There will be a sound system.
And right across the street is First United Methodist Church, where services have started at 11 the past nine decades.
City officials have previously staged special events at Pioneer Park that make loud noise during his sermon, Teague said, events that block access to his church at 421 Main St. and that take parking spaces from churchgoers, who might decide to drive off rather than search for a spot.
"I just think it's totally improper to have events in front of a church," Teague said.
Throughout four years in Dunedin, he kept those thoughts to himself. The church has been friendly with the city, offering parking spaces during nonservice hours. Members have even sold Blue Jays tickets to raise funds.
So what cracked Teague's patience this time?
"They didn't even have the courtesy to ask me," he said about Jays Day.
No more, the pastor simmered.
On Wednesday, he met with Leisure Services director Harry Gross, Acting City Manager Maureen Freaney, a Blue Jays representative and an event organizer. They told Teague his input was valuable and that sensitivity toward church services would be applied to future events.
Gross met with Teague again Thursday and assured him that volunteers would direct people away from the church parking lot.
"The whole idea was to keep it a small, low-key event, and make it for the kids," said Gross, adding that he understood why Teague was upset. "I'd have to say he was right and that it was unintentional."

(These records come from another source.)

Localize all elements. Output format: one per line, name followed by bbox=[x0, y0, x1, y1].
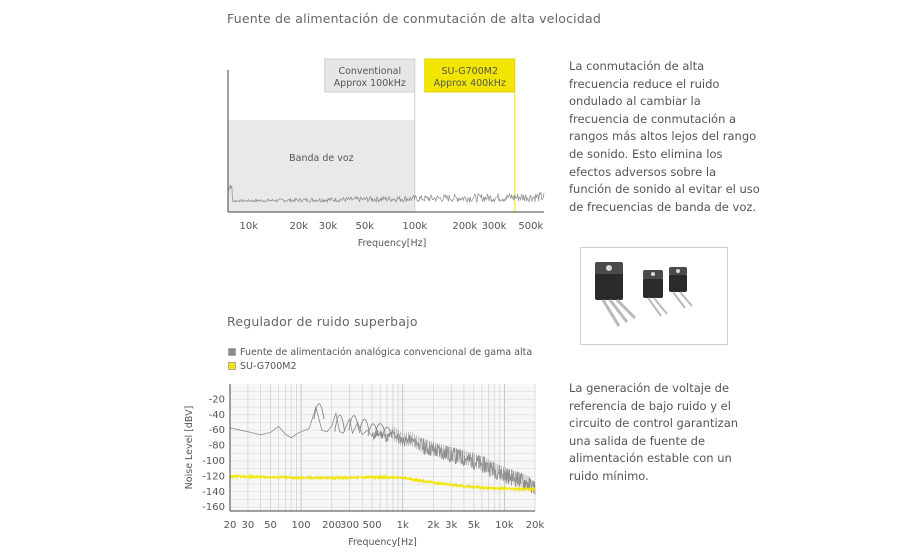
voice-band bbox=[228, 120, 415, 212]
x-tick-label: 30k bbox=[318, 221, 338, 232]
x-tick-label: 50 bbox=[264, 520, 277, 531]
x-tick-label: 30 bbox=[241, 520, 255, 531]
marker-label-1-0: SU-G700M2 bbox=[441, 66, 499, 77]
legend-label-sug700m2: SU-G700M2 bbox=[240, 360, 297, 372]
product-photo bbox=[580, 247, 728, 345]
marker-label-0-0: Conventional bbox=[338, 66, 402, 77]
marker-label-0-1: Approx 100kHz bbox=[333, 78, 406, 89]
x-tick-label: 20 bbox=[223, 520, 237, 531]
x-tick-label: 20k bbox=[289, 221, 308, 232]
x-tick-label: 100k bbox=[402, 221, 428, 232]
legend-item-sug700m2 bbox=[228, 359, 532, 373]
legend-label-conventional: Fuente de alimentación analógica convencional de gama alta bbox=[240, 346, 533, 358]
x-tick-label: 200 bbox=[322, 520, 342, 531]
section1-title: Fuente de alimentación de conmutación de alta velocidad bbox=[227, 11, 601, 26]
legend-swatch-yellow bbox=[228, 362, 236, 370]
x-tick-label: 1k bbox=[396, 520, 409, 531]
x-tick-label: 10k bbox=[495, 520, 514, 531]
x-tick-label: 100 bbox=[291, 520, 311, 531]
section1-paragraph: La conmutación de alta frecuencia reduce el ruido ondulado al cambiar la frecuencia de conmutación a rangos más altos lejos del rango de sonido. Esto elimina los efectos adversos sobre la función de sonido al evitar el uso de frecuencias de banda de voz. bbox=[569, 59, 760, 214]
x-axis-title: Frequency[Hz] bbox=[357, 238, 427, 249]
y-tick-label: -20 bbox=[208, 394, 225, 406]
x-tick-label: 500 bbox=[362, 520, 382, 531]
chart2-legend bbox=[228, 345, 532, 373]
y-tick-label: -160 bbox=[202, 502, 225, 514]
x-tick-label: 2k bbox=[427, 520, 440, 531]
x-axis-title: Frequency[Hz] bbox=[348, 537, 417, 548]
marker-label-1-1: Approx 400kHz bbox=[433, 78, 506, 89]
legend-swatch-gray bbox=[228, 348, 236, 356]
x-tick-label: 10k bbox=[239, 221, 259, 232]
switching-frequency-chart bbox=[212, 52, 552, 257]
legend-item-conventional bbox=[228, 345, 532, 359]
y-tick-label: -120 bbox=[202, 471, 225, 483]
x-tick-label: 200k bbox=[452, 221, 478, 232]
noise-level-chart bbox=[180, 378, 550, 558]
y-tick-label: -100 bbox=[202, 455, 225, 467]
y-tick-label: -140 bbox=[202, 486, 225, 498]
y-tick-label: -40 bbox=[208, 409, 225, 421]
x-tick-label: 500k bbox=[518, 221, 544, 232]
x-tick-label: 300k bbox=[481, 221, 507, 232]
y-tick-label: -80 bbox=[208, 440, 225, 452]
voice-band-label: Banda de voz bbox=[289, 153, 354, 164]
y-axis-title: Noise Level [dBV] bbox=[184, 405, 195, 490]
y-tick-label: -60 bbox=[208, 425, 225, 437]
section2-title: Regulador de ruido superbajo bbox=[227, 314, 418, 329]
section2-paragraph: La generación de voltaje de referencia de bajo ruido y el circuito de control garantizan una salida de fuente de alimentación estable con un ruido mínimo. bbox=[569, 381, 739, 483]
x-tick-label: 3k bbox=[445, 520, 458, 531]
x-tick-label: 300 bbox=[340, 520, 360, 531]
transistor-packages-icon bbox=[581, 248, 727, 344]
x-tick-label: 5k bbox=[467, 520, 480, 531]
x-tick-label: 20k bbox=[525, 520, 545, 531]
x-tick-label: 50k bbox=[355, 221, 375, 232]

"Nobody apologized," Teague insisted to the St. Petersburg Times. "The bottom line to me is like, why do it on a Sunday? Just don't have these events 'til after church is over."
The straw that broke the camel's back . . . Jays Day, began the pastor's letter to the City Commission.
"We are upset that you did not communicate with us about events being planned on Sunday a.m.," Teague wrote. "What message are we sending the families of our community of Dunedin when we hold events during the worship hour?"
Freaney, the acting city manager, said on Friday that not informing the church was an unfortunate oversight. Many downtown institutions received a flier about the Blue Jays event, but with First United Methodist, "it was one of those that slipped through the cracks," she said.
City officials have been concerned recently over the barrage of Main Street activity. Already, 54 listings are on the special events calendar for this year.
"Our special events are what bring vibrancy to downtown," said Bob Ironsmith, economic development director. "I always look at St. Petersburg as the best big city and Dunedin as the best small city."
"It's a problem of success," Freaney agreed.
On March 9, the City Commission will meet for a planning workshop that includes a session on special events. Officials are expected to sign off on policies that prevent scheduling conflicts in the future, such as the one that prompted commissioners to cancel a professional bike race slated for next month.
In the meantime, Pastor Teague has arranged a passive-aggressive message on the church's main marquee: LET'S KEEP THE SABBATH HOLY.
He hopes Jays Day revelers can keep the noise level down.